Hazard recognition is a vital skill required for nearly every safety activity. For example, it is required to successfully complete prejob safety briefings, safety observations and even prevention through design reviews. Although the profession has made tremendous progress in safety management over the past 50 years, most safety practices are built on the implicit assumption that workers can see hazards that are present and anticipate those that may emerge. However, recent research suggests that hazard recognition skills may not be as strong as originally assumed (Albert, Hallowell, Skaggs et al., 2017).

As organizations have improved their incident learning, hazard recognition has emerged as a root cause in about half of all incidents (Alexander et al., 2017; Haslam et al., 2005).

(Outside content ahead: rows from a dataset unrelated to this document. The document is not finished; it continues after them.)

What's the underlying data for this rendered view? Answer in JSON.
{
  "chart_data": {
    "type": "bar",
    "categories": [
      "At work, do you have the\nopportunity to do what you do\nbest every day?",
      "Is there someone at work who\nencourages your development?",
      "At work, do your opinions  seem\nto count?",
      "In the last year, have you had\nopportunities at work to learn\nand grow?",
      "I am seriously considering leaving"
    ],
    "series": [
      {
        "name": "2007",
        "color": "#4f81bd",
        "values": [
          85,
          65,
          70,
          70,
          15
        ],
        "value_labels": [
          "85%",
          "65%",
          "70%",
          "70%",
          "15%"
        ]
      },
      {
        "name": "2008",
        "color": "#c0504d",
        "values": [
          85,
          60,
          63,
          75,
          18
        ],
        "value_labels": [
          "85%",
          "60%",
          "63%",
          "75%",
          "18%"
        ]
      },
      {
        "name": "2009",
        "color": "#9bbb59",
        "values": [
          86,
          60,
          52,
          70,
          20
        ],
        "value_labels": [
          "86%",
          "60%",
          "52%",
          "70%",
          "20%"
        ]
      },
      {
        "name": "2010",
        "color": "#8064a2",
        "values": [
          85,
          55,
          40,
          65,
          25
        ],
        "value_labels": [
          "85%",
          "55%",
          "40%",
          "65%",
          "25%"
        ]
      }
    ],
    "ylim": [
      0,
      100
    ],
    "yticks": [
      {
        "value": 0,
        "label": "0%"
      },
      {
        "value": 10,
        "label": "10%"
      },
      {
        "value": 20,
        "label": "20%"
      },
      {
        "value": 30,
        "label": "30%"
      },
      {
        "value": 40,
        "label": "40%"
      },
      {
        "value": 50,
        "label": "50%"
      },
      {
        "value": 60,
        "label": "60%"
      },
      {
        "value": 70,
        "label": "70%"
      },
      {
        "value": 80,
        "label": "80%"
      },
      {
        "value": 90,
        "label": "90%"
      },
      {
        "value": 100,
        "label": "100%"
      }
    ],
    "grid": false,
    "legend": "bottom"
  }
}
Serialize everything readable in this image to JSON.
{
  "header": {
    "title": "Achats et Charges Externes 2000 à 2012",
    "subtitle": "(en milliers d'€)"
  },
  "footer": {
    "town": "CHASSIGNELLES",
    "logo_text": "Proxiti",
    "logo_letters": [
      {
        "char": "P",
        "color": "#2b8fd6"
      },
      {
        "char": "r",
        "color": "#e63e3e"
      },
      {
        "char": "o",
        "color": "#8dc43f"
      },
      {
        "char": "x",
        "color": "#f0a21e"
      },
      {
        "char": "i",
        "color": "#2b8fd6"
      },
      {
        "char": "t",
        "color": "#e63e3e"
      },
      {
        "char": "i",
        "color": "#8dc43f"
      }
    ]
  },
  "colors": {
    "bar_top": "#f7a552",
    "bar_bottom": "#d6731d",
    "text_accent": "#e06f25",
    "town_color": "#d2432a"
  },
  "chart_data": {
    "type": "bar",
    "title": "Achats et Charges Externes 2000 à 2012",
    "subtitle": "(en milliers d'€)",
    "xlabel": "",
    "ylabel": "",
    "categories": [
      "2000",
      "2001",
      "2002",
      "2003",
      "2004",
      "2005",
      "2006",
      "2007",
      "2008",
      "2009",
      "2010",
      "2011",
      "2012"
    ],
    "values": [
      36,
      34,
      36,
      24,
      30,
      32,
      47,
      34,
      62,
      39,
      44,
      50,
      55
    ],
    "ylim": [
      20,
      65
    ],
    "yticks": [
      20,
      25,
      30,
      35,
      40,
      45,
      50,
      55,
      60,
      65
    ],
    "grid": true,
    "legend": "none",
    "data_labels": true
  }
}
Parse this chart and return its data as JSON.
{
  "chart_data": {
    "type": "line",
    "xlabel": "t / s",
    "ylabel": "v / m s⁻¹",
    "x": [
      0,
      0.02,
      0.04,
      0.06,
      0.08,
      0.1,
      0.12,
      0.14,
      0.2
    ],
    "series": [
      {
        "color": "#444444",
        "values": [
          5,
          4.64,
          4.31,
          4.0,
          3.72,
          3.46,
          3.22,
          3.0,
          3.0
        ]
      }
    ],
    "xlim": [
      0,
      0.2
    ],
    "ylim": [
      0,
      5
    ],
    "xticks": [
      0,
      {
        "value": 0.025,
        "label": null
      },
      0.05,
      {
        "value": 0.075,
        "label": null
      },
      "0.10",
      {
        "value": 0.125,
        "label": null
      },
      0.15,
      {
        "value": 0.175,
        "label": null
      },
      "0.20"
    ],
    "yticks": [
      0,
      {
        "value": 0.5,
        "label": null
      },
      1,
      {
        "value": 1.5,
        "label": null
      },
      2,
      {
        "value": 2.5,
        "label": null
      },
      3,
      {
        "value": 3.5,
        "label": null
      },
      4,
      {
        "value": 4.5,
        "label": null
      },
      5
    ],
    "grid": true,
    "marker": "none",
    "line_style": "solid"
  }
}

Because hazards can be so obvious in retrospect, many historical incident investigations ended with the conclusion that the workers were complacent or negligent (i.e., they saw the hazard but worked unsafely around it anyway). However, when we consider the context from the worker’s perspective in the moment before an incident occurred, science suggests that some hazards are overlooked because of blind spots that affect us all (Hu et al., 2018). In other words, what we once thought of as complacency may actually be a predictable biological limitation.